Glenkinchie can be good, but despite the efforts of the proud people working there, Glenkinchie will always be known as the distillery that Diageo saved by adding it in the Classic Malts range and thereby closing Rosebank.
Earlier I reviewed a Single Cask Glenkinchie bottled by Signatory Vintage and that was pretty good! This time around let’s see how the entry-level 12yo bottled by the owners will do. This 12yo replaces the 10yo that was available earlier.
Nose: Malty and quite big. Should that be surprising for a Lowlander? Guess not, since the Glenkinchie mentioned above was quite big too. Cardboard and vanilla ice-cream. It may be simple, but it smells quite nice. Sour spices. A strange kind of sawdust vanilla. Also some thick sugary yellow fruit sensation. Passion fruit. Weak peppermint candy and a slight hint of plastic.
Taste: Sweet wood and a hint of urine. Beer and wood. A drop of liquorice water on cardboard. The beer is there in the finish too. Not a very strong finish. A bit anonymous actually and very simple and subdued. Luckily the initial taste is good.
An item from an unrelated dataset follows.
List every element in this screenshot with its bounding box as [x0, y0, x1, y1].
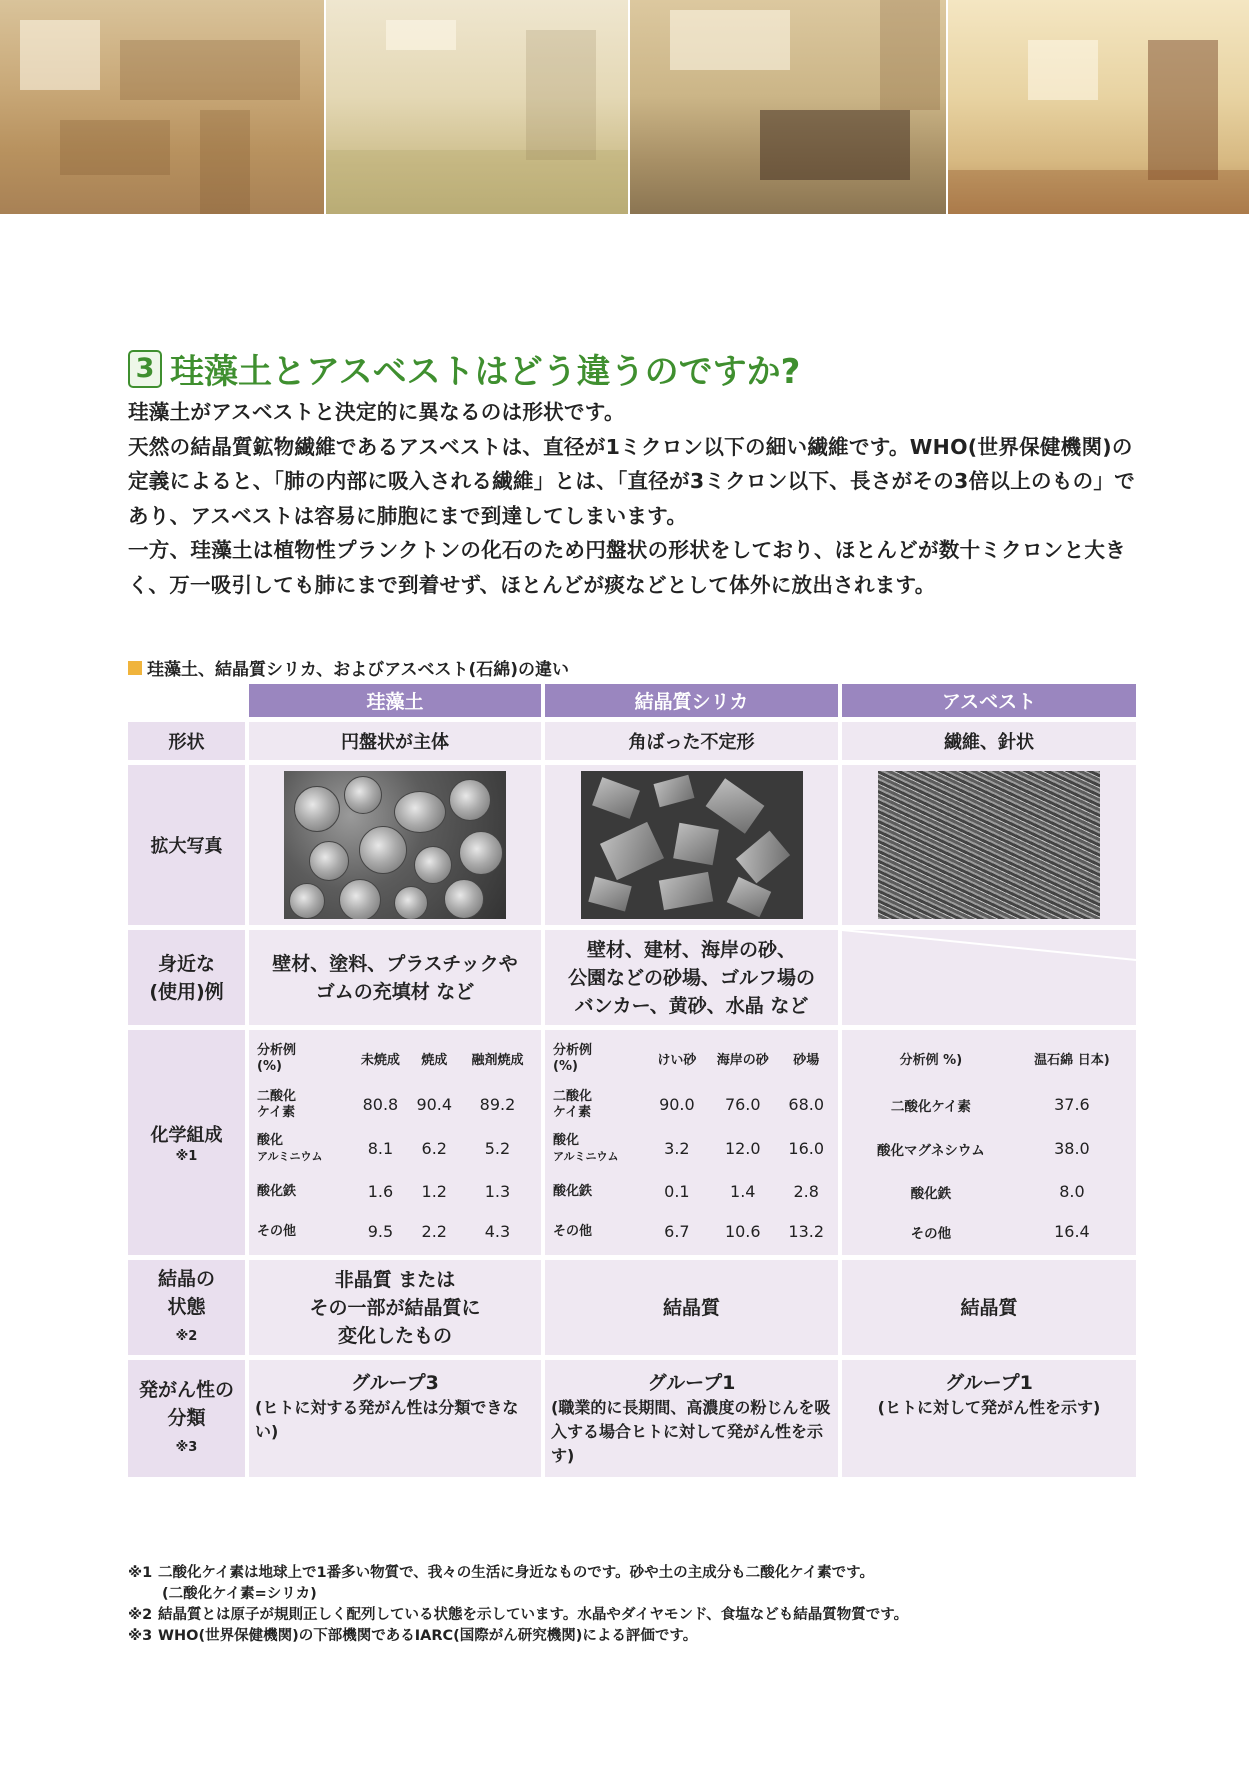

Hmmm I wouldn’t choose this as my daily drinker, but it does show you what Glenkinchie can be. It does have potential, but it barely shows itself in this one. It’s decent and dirt cheap, but it’s a silent partner, it doesn’t say much (to me). There was also a Cask Strength version made for the Friends of the Classic Malts and that one was very good. One problem only. That version is four times the price of this Glenkinchie, and that’s a bit of a shame really.